В шестнадцать лет, в год окончания школы, я стал почитывать и философов, тех, что писали поострее и поэффектнее - Ницше, Штирнера, Шопенгауэра,- выбрав их как бы по принципу эпатажа. Собственно, кого я дразнил - родителей, товарищей, библиотекарей? Нет, товарищи и родители знать не знали про мои «философские интересы», библиотекари были в общем – то безразличны, - впрочем, Зоя Петровна иногда удивленно и неодобрительно качала головой, но молчала. Не исключено, что я больше дразнил самого себя: привык с детства к гуманным жизненным правилам - и вдруг столкнулся с жестокими парадоксами, высказанными в яркой, щегольской форме; чего стоил один «Так говорит Заратустра», а говорит он действительно красиво! Это я теперь нахожу в его речах и риторику, и безвкусицу. И просто переливание из пустого в порожнее, а тогда… Полагаю даже, что в моих увлечениях содержалась даже немалая доля игры: вот я уже большой, вот я читаю такие книги, о каких знакомые мне взрослые и не слыхивали.
Правда, в ту пору я уже открывал для себя великого писателя и философа - Достоевского, и уж тут мои изумление и восторг были самыми искренними. Подумать только: после пройденных в школе «Бедных людей», которые показались мне, скорее, бедненькими, ничем не затронули воображение, вдруг прочесть за одно лето все главные романы Достоевского,- это ж не просто лето, это эпоха!
Как – то под вечер. Сидя с книгой на деревянном крылечке нашего уездного дома, но мысленно находясь далеко отсюда - в зловещем карамазовском доме, я услышал знакомый голос.
-Лёня, что вы читаете?- поинтересовался проходивший мимо ветеринарный фельдшер Чеснок и, узнав, осуждающе сказал: - Как это вам позволяют читать такую сальную книгу?

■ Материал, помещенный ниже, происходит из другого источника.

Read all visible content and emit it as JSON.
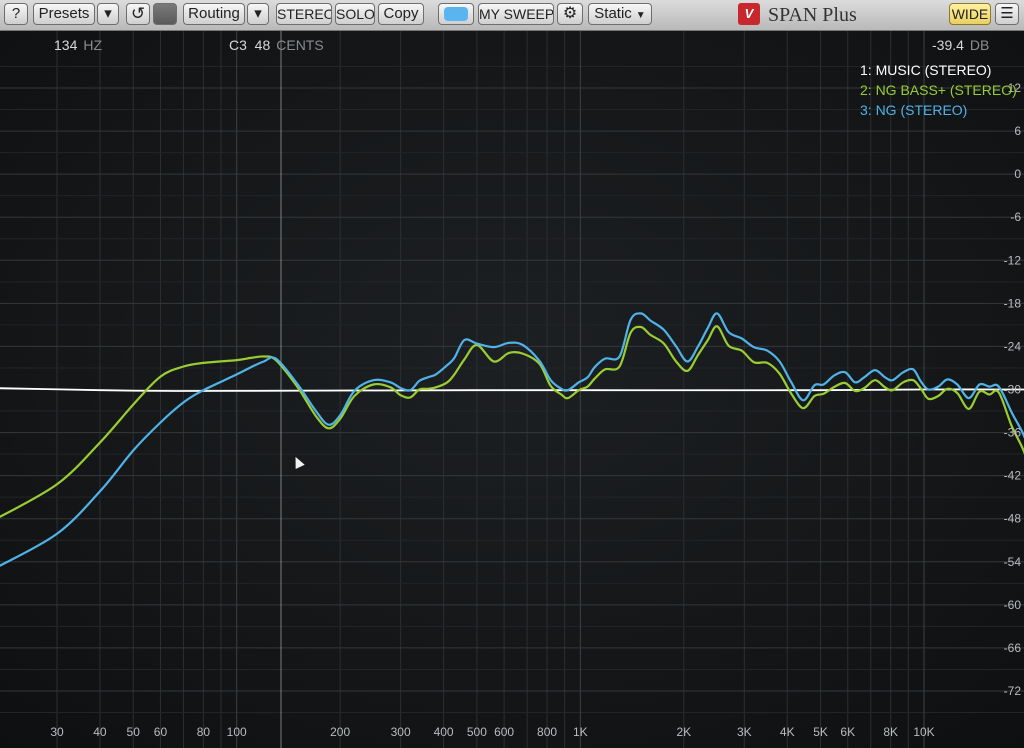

Когда-то я страстно негодовал на захаровских гостей, смеявшихся над «Записками сумасшедшего» Гоголя, сейчас я позволил себе лишь снисходительно пожалеть симпатичного, увы, заблуждающегося Ивана Михайловича. Вслух я ему ничего не сказал, и правильно сделал.
…И все-таки, все-таки Аксаков и Диккенс оставались моими любимцами и тогда, когда вовсю читались Достоевский, Толстой, Чехов, Бунин, Гамсун, Стендаль (не говоря уже о кратковременном остреньком интересе к Ницше), пьесы Гауптмана и Ибсена, а позже - многотомные эпопеи высокочтимого мною и сейчас Томаса Манна. Остаются они среди перечитываемых любимцев и нынче, особенно, когда прихворнешь… Верно писал Мандельштам в «Шуме времени»: «Да, уж тем книгам, что не стояли в первом книжном шкафу, никогда не протиснуться в мировую литературу, как в мирозданье» Насчет мирозданья он, возможно, перехватил, но что «книжный шкап раннего детства - спутник человека на всю жизнь»- совершено верно. Правда, он говорил это не в прямом смысле как известно, Мандельштам был скиталец, кочевник, шкафов с собой не возил, ну а мне посчастливилось: некоторые уцелевшие от пожара книги из отцовской библиотеки перебрались потом из провинции ко мне в Ленинград, и, скажем, Гоголь, Чехов с отцовскими инициалами на кожаных корешках стоят теперь на моих полках.